Well, this is definitely not for me I guess. Throughout the whole damn book, I was like “Meh.” Phantom of the Opera is new to me. I have watched neither the film nor did I read the book. But for the storyline, I picked it up from Wikipedia. I will blame the cover because it lured me in the pretense of giving me some darkness to behold. Basically, I love to writhe in darkness. But what I got is the combination of some weird things. It doesn’t feel creepy but somehow it weirds me out. And most of the time it was just blank for me.
Bleeding rose, ghostly cat, sudden urge to break out a damn song in the middle of nowhere, the ploy with mannequins, dead birds and the shadow of the tell-tale Opera Ghost. If these things didn’t feel weird, then I don’t know what it is. It would crap the hell out of everyone (including myself) if you think someone is watching over your every move. And I would be pissed off even more if I’m the only one who can see them. But after living and hunting with Dean and Sam, I’m sure I’m holding up fine. (A perfect time to let you know guys that I started
to watch Supernatural and god I’m obsessed with DEAN. He is EVERYTHING. I don’t get attached to someone easily, but if I did I can’t control my freaking emotions.
BECAUSE I’M CRYING MY
HEART OVER EVERYTIME I SEE DEAN
LOSING IT) Okay, now I’m leading the track somewhere.
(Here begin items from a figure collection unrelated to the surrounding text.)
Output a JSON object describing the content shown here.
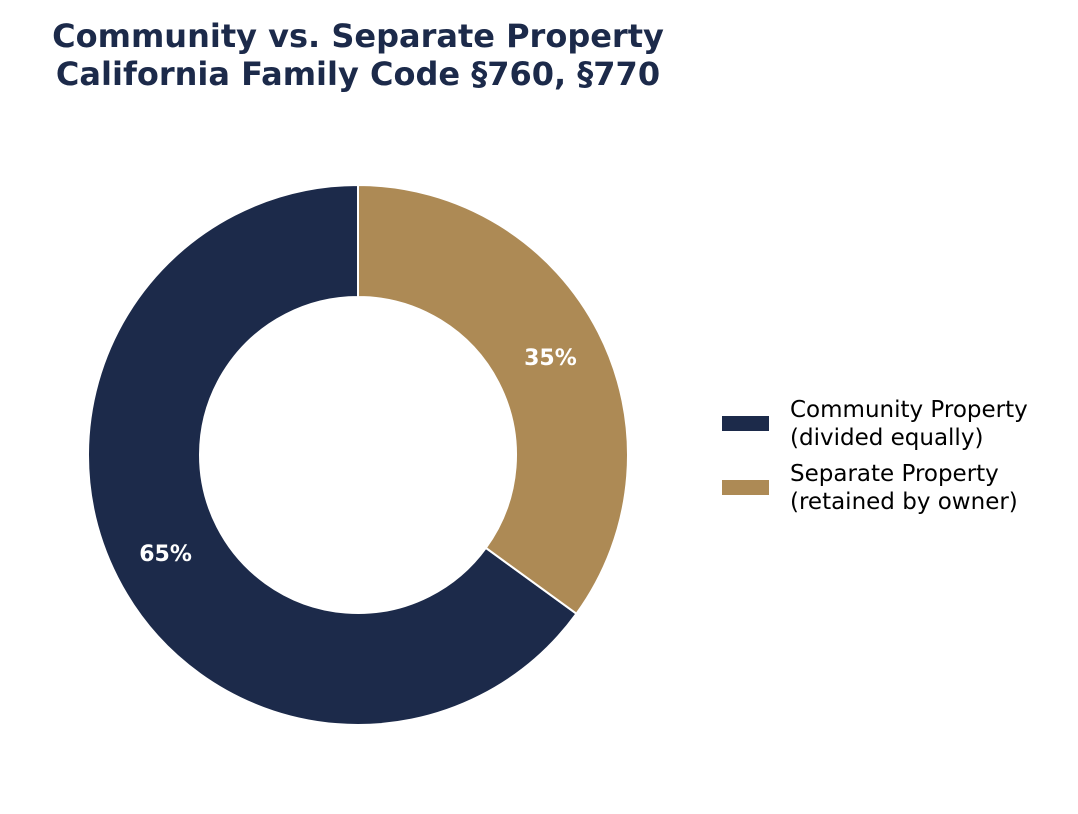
{
  "chart_data": {
    "type": "pie",
    "donut": true,
    "title_lines": [
      "Community vs. Separate Property",
      "California Family Code §760, §770"
    ],
    "slices": [
      {
        "label_lines": [
          "Community Property",
          "(divided equally)"
        ],
        "value": 65,
        "display": "65%",
        "color": "#1c2a4a"
      },
      {
        "label_lines": [
          "Separate Property",
          "(retained by owner)"
        ],
        "value": 35,
        "display": "35%",
        "color": "#ad8a55"
      }
    ],
    "legend_position": "right",
    "start_angle": "top",
    "direction": "clockwise"
  }
}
So I’ll stop
Was the setting admirable? Learning music in (haunted) opera house doesn’t happen often, though. And I would love to explore the house even when it was rumored to be haunted. There is the need to talk about the writing. It is gorgeous and dreamy. I constantly drifted off from the story. The romance between Rune and Etalon was burning. God, I loved the electric streams. The soul connection burned me even before they touched. The intensity of it made me see the stars. At least for the writing, I would add her other works to my ever growing tbr pile.
I don’t know anything about the Phantom. Maybe that’s why I expected him to show his power every often. Sure he is one hell of a manipulator with his voice alone. The music from his mouth definitely leads the way to destruction. The pain, the sorrow, and the madness that love could bring. Geez, his madness reached a level even I felt pity towards him. He plans stuff for everyone. He saves a child from some bastards and gave him a roof to live under. If that isn’t kindness (Even though he had some ulterior motives behind it), then what is? But I don't care for the characters. NOT AT ALL.
MUSIC. Even though I don’t have any talent in music, the longing to learn some musical instruments is strong. This book built a solid foundation for it too. And you know what? I had this sudden urge to break into a song (Opera Style) in the middle of the road/class/bus. I can do that on my home but outside it has become hard. #struggles
Overall, I was not impressed. I’m sad. Maybe I need to watch the movie?